Photodynamic therapy (PDT) involves a gentle light treatment to cure white skin cancer. Dr. Braun has succeeded in both shortening the treatment time of this method tenfold to 1-2 minutes and avoiding the associated pain for patients. He refers to this form of treatment, which has been specially developed by Dr. Braun, as "PDT-Light".
During the lecture, Dr. Braun's descriptions of his personal experiences during several treatments that he performed on himself with the "PDT-Light" therapy received special attention.
How does PDT work? The cells of our body are constantly renewed. In the process, a certain substance, the so-called DNA, provides the blueprint of the genetic material. If small "errors" in cell division now occur - triggered, for example, by many years of exposure to UV rays from sunlight - a malignant degeneration can develop in the cell. Cells with DNA damage preferentially take up a certain substance, aminolevulinic acid (ALA). This is a naturally occurring substance in the human body that is needed in the formation of red blood pigment. From the "sick" cells, ALA is converted into protoporphyrin (PP), which is very sensitive to light.
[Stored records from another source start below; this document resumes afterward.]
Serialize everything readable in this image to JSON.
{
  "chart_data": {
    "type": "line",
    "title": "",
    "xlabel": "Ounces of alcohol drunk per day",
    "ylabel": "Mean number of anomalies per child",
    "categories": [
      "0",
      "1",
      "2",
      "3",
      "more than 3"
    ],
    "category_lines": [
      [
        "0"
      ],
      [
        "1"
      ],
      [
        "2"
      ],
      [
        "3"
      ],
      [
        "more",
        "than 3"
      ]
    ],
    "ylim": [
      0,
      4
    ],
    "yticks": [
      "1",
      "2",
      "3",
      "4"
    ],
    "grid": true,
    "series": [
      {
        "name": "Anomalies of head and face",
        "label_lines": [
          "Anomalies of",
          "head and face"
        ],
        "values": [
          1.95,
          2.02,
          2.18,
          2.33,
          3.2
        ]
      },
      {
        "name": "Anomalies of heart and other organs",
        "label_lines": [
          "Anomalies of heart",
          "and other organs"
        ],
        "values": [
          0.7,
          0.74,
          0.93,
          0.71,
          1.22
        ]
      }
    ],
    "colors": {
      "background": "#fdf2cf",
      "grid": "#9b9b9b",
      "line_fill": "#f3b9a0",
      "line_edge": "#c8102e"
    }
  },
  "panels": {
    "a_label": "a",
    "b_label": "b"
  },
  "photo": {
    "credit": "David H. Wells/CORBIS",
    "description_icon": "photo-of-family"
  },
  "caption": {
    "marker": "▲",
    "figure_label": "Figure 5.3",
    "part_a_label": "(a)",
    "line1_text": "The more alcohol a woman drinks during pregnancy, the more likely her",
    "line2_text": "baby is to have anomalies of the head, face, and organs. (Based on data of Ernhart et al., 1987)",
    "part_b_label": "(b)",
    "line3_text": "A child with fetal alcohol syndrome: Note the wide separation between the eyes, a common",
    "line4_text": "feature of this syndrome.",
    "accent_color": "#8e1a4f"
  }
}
When exposed to light, this substance provokes the decomposition of oxygen molecules into oxygen radicals, which are toxic for the cell - it dies. Healthy skin cells are largely spared. PDT has taken advantage of this repair mechanism of nature. If it is possible to completely convert the ALA in the cancerous skin cells (by applying additional ALA to the skin) into the highly light-sensitive protoporphyrin, the diseased cells can be destroyed by the subsequent irradiation with red light. They are then replaced by regrowing healthy skin cells.
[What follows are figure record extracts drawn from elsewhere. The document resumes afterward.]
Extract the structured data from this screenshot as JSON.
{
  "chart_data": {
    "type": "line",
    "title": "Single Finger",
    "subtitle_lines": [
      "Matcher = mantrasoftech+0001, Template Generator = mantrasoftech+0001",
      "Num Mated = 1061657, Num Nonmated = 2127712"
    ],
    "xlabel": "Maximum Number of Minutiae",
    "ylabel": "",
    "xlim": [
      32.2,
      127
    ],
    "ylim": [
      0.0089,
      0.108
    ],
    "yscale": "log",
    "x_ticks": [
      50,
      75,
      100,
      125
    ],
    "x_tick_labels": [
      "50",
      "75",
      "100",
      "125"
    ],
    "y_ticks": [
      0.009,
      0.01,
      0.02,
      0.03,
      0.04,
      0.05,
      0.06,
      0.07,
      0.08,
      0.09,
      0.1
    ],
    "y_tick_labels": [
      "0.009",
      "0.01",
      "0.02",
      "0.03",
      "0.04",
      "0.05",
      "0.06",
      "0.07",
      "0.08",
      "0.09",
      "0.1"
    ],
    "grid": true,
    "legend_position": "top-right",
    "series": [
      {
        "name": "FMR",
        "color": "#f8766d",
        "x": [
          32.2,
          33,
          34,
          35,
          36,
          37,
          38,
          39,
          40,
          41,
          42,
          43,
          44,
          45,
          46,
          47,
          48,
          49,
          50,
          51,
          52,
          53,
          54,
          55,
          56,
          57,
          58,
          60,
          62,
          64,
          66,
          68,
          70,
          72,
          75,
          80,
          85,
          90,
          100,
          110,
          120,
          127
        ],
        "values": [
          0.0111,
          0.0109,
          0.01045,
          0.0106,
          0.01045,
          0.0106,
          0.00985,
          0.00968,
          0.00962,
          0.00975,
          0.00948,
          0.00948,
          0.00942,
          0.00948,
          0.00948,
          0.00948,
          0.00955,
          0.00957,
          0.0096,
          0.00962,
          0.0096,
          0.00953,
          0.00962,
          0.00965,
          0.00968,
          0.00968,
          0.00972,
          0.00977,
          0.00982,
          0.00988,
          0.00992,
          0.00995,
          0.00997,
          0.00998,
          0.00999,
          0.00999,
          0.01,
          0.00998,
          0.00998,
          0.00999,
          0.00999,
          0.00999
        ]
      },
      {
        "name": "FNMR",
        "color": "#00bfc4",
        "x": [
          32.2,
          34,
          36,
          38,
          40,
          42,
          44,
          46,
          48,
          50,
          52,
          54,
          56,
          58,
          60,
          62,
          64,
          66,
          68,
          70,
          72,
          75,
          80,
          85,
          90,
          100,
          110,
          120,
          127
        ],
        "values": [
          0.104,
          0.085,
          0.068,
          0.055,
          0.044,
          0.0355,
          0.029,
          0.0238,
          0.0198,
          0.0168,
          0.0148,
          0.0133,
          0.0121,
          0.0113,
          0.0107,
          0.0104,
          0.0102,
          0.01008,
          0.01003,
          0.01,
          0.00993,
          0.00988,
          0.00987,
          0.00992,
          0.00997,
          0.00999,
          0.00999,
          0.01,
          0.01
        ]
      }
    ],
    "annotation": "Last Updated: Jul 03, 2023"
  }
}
During treatment, there is often a sunburn-like burning sensation, and occasionally pain, which is relieved by cooling. If desired, an anesthetic cream can be applied or the treatment can be performed under local anesthesia. After PDT, temporary redness, brown discoloration, swelling and the formation of crusts may occur on the treated skin areas.
Unfortunately, the costs of PDT are not covered by statutory health insurance, but are usually fully reimbursed by private health insurance.